Надо сознаться, что римляне презирали и самих риторов. Чтобы это стало понятнее, я напомню сцену из совсем другой эпохи. Пушкин в «Египетских ночах» рисует нам поэта Чарского. Это дворянин, русский барин, который даже стыдится своего имени «сочинитель». Вдруг приходит к нему какой-то оборванного вида иностранец, которого можно было принять «за шарлатана, торгующего эликсирами и мышьяком». И вот этот-то оборванец заявляет, что он тоже поэт, коллега Чарского, и просит его «помочь своему собрату» и ввести его в дома своих покровителей.

Чарский оскорблен до глубины души.

«— Вы ошибаетесь, Signor, — прервал его Чарский. — Наши поэты не пользуются покровительством господ; наши поэты сами господа… У нас поэты не ходят пешком из дома в дом, выпрашивая себе вспоможение. Впрочем, вероятно, вам сказали в шутку, будто я великий стихотворец. Правда, я когда-то написал несколько плохих эпиграмм, но, слава Богу, с господами стихотворцами ничего общего не имею и иметь не хочу.

Бедный итальянец поглядел вокруг себя.

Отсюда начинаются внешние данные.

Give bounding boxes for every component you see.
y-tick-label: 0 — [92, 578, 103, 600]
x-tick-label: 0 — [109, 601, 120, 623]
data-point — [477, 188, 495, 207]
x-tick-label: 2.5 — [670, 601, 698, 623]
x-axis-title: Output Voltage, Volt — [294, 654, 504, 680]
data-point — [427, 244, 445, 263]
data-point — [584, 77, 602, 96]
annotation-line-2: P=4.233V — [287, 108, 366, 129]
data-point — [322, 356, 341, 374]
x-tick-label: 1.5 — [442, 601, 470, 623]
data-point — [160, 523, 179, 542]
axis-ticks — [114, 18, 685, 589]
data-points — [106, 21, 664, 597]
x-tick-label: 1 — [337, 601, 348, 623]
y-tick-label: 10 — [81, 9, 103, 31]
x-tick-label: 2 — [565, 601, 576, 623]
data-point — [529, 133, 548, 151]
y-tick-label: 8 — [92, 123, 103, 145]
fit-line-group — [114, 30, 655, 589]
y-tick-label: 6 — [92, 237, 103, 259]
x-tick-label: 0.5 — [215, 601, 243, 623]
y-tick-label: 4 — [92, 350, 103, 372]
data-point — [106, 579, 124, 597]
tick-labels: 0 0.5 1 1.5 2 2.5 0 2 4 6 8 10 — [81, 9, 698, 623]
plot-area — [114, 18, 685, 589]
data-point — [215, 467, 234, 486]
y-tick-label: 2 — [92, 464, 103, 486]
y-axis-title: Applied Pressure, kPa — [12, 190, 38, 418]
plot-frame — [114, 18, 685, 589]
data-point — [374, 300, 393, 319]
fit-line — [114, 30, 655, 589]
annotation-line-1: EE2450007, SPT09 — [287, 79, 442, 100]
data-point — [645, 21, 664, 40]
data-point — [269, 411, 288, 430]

Картины, мраморные статуи, бронзы, дорогие игрушки, — расставленные на готических этажерках, поразили его. Он понял, что между надменным dandy, стоящим перед ним в хохлатой парчовой скуфейке, в золотистом китайском халате, опоясанном турецкой шалью, и им, бедным кочующим артистом в истертом галстуке и поношенном фраке, ничего не было общего».

Примерно так же выглядели греческие профессиональные риторы рядом с римскими ораторами. Эти греки напоминали дешевых торговцев знаниями. Как видно из одного места Цицерона, они устраивали себе крикливую рекламу и зазывали клиентов, расхваливая товар, как купец на пороге своей лавочки (Cic. De or., II, 28). Они были льстивы и раболепны и искали влиятельных покровителей, как итальянец-импровизатор. Римские ораторы не были профессионалами. То были римские аристократы, изящные и надменные. Их дома так же, как дом Чарского, были полны изысканных безделушек, статуй и бронзы. Они, как и русские поэты, не имели покровителей. Они сами покровительствовали царям и народам. Они поражали иноземцев гордым изяществом своих манер. Рассказывают, что, когда один грек впервые увидал сенаторов, он воскликнул: «Это собрание царей!»

Естественно, их передергивало от сравнения с греческими собратьями. Цицерон говорит, что, когда молодые поклонники особенно пристают к Крассу, ему на минуту начинает казаться, что они ставят его на одну доску с риторами. Кровь бросается ему в лицо.

— Что это значит?! Вы хотите, чтобы я, как какой-нибудь грек, может быть, развитой, но досужий и болтливый, разглагольствовал перед вами на любую заданную тему, которую вы мне подкинете? Да разве я когда-нибудь, по-вашему, заботился или хотя бы думал о подобных пустяках? (Cic. De or., 1,102).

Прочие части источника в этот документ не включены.